Article Abstract

Australian outcomes from heart transplantation in the machine perfusion era

Yashutosh Joshi, Campbell MacLean, Sam Emmanuel, Katherine Wang, Claudio Soto, Jeanette Villanueva, Ling Gao, Aoife Doyle, Sanjay Dutta, Jianxin Wu, Nikunj Vaidhya, Emily Granger, Alasdair Watson, Mark Connellan, Arjun Iyer, Paul Jansz, Peter Macdonald

Abstract

Background: In the current era of heart transplantation, machine perfusion strategies are emerging as potential additions to the armamentarium of a transplant unit. Donation after circulatory death (DCD) donor hearts assessed through normothermic machine perfusion (NMP) has helped expand the donor pool. Hypothermic machine perfusion (HMP) is emerging as an alternative strategy to traditional static cold storage (SCS) when a prolonged ischemic time is anticipated in brain dead (BD) donors, this is important in Australia where long distant procurement is vital. In this study we examine the outcomes in our unit where both forms of machine perfusion (NMP and HMP), as well as SCS is utilized for donor heart preservation, with a particular focus on severe primary graft dysfunction (sPGD) and mortality.
Methods: The year 2021 represents the year when both forms of machine perfusion were available to our unit. Heart transplants in our unit from January 2021 to February 2024 were categorized into three groups for retrospective analysis: (I) DCD-NMP group (n=44); (II) BD-HMP group (n=38), and (III) BD-SCS group (n=78).
Results: There were no significant differences in the mean donor and recipient ages between the three groups.
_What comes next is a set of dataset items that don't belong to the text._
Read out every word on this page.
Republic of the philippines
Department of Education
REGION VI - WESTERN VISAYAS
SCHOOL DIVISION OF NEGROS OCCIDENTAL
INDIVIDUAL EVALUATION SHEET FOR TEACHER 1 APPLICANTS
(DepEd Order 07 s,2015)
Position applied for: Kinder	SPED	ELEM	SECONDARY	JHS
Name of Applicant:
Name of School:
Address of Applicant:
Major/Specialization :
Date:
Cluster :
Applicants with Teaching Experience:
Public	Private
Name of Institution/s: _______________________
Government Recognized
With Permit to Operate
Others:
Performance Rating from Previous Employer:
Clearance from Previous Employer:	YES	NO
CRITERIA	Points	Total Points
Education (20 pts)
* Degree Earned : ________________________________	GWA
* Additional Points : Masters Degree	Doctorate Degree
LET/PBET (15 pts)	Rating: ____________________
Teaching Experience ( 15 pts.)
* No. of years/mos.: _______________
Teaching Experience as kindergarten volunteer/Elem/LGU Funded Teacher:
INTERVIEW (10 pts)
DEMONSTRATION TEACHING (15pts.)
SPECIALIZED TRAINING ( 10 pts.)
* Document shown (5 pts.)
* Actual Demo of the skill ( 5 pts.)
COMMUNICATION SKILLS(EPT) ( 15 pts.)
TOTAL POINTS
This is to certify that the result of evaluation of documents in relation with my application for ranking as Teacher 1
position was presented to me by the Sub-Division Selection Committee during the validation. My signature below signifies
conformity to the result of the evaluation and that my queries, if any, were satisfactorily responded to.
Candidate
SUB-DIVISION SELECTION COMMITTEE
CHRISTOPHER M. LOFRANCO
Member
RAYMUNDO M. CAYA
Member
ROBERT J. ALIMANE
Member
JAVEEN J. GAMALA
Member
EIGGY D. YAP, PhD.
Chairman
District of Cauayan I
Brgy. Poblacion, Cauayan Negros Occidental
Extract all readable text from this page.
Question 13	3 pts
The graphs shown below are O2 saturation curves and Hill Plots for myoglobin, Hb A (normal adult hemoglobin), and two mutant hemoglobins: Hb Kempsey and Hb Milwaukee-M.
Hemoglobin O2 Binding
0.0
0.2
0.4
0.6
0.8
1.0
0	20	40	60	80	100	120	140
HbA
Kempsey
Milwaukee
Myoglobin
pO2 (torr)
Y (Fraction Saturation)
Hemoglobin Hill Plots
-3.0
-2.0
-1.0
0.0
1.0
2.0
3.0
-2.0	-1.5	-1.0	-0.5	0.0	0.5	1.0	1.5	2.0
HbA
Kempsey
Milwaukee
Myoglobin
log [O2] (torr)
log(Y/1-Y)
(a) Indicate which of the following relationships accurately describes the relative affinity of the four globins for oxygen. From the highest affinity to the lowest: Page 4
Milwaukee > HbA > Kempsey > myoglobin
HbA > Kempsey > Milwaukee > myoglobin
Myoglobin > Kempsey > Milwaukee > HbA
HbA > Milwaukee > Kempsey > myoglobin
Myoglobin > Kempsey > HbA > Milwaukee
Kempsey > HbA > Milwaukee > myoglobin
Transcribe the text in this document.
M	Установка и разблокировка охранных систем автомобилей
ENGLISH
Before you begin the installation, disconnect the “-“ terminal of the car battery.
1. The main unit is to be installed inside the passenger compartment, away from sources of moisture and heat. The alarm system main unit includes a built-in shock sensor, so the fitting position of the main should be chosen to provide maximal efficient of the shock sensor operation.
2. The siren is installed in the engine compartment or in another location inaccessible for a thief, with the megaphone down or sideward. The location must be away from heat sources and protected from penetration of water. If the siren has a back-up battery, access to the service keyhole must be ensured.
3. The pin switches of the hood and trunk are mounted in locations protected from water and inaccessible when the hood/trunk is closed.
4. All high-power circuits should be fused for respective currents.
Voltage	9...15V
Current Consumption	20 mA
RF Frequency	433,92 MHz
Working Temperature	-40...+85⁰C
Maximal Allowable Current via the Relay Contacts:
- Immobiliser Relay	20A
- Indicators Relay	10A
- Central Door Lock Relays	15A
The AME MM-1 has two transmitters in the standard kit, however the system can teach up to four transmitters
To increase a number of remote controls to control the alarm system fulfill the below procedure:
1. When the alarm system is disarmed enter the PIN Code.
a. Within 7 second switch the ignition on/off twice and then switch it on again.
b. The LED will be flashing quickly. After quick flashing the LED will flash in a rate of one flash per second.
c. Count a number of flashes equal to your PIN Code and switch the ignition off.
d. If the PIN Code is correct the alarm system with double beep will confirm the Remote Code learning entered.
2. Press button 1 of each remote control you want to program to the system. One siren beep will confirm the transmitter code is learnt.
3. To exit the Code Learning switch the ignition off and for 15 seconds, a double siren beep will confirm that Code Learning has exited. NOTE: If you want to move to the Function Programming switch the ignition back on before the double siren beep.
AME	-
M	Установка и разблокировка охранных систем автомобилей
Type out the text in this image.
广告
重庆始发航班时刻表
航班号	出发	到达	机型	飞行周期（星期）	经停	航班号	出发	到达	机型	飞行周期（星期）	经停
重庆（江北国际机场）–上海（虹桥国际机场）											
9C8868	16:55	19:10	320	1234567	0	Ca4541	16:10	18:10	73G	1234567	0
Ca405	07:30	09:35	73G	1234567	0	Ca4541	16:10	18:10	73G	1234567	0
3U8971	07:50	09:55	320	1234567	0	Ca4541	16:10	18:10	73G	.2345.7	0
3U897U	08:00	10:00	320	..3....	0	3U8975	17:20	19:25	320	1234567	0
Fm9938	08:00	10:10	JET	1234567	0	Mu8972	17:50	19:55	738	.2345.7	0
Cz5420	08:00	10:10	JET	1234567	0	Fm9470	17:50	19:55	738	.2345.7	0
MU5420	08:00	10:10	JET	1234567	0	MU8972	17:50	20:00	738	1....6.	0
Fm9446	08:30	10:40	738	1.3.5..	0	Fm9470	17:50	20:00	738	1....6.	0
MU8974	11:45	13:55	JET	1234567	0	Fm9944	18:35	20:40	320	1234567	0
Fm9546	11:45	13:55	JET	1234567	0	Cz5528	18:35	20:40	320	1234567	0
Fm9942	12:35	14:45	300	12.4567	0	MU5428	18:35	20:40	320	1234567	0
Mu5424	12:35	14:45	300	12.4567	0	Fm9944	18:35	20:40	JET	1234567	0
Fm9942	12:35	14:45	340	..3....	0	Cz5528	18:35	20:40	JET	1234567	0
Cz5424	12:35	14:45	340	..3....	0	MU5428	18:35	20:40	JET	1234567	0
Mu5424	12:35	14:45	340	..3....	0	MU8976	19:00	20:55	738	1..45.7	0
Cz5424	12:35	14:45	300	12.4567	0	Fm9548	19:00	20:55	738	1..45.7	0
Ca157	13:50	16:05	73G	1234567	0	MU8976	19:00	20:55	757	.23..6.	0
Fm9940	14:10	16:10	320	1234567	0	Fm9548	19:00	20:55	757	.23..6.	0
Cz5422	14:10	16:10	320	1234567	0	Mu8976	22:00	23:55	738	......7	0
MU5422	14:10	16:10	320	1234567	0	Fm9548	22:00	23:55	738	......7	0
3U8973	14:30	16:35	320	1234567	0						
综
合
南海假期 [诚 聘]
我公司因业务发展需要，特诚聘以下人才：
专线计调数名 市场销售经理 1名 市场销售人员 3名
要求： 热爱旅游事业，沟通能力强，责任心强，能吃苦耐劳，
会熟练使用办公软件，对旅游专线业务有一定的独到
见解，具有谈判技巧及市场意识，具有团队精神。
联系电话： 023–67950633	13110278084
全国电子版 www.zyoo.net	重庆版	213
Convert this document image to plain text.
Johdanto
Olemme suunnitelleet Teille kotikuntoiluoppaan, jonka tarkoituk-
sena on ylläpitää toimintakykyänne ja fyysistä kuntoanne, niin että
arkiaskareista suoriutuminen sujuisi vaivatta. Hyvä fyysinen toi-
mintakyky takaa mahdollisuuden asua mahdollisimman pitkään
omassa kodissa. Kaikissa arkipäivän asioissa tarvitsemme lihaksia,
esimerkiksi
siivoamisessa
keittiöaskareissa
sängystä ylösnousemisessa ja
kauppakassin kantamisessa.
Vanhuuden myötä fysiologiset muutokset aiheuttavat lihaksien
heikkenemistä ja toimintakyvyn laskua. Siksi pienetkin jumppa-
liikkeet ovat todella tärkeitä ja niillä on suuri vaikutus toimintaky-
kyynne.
Donor preservation time in the BD-HMP group was significantly longer than the donor ischemic time in the BD-SCS group, and organ care system (OCS) run time in the DCD-NMP group (361±89 vs. 208±47 and 249±49 min respectively, P<0.001). For DCD-NMP, BD-HMP and BD-SCS groups respectively: 30-day survival was: 100%, 97% and 100%; 1-year survival was: 94%, 90% and 94%; 2-year survival was: 90%, 90% and 89% (P=0.9). There was no significant difference in the incidence of sPGD between the three groups (DCD-NMP: 7%, BD-HMP: 5%, and BD-SCS: 5%, P=0.9)
Conclusions: Machine perfusion strategies represent important additions to the modern transplant unit and can expand the donor pool. Results are encouraging with no differences in 2-year survival or incidence of sPGD across the preservation modalities: DCD-NMP, BD-HMP, and BD-SCS.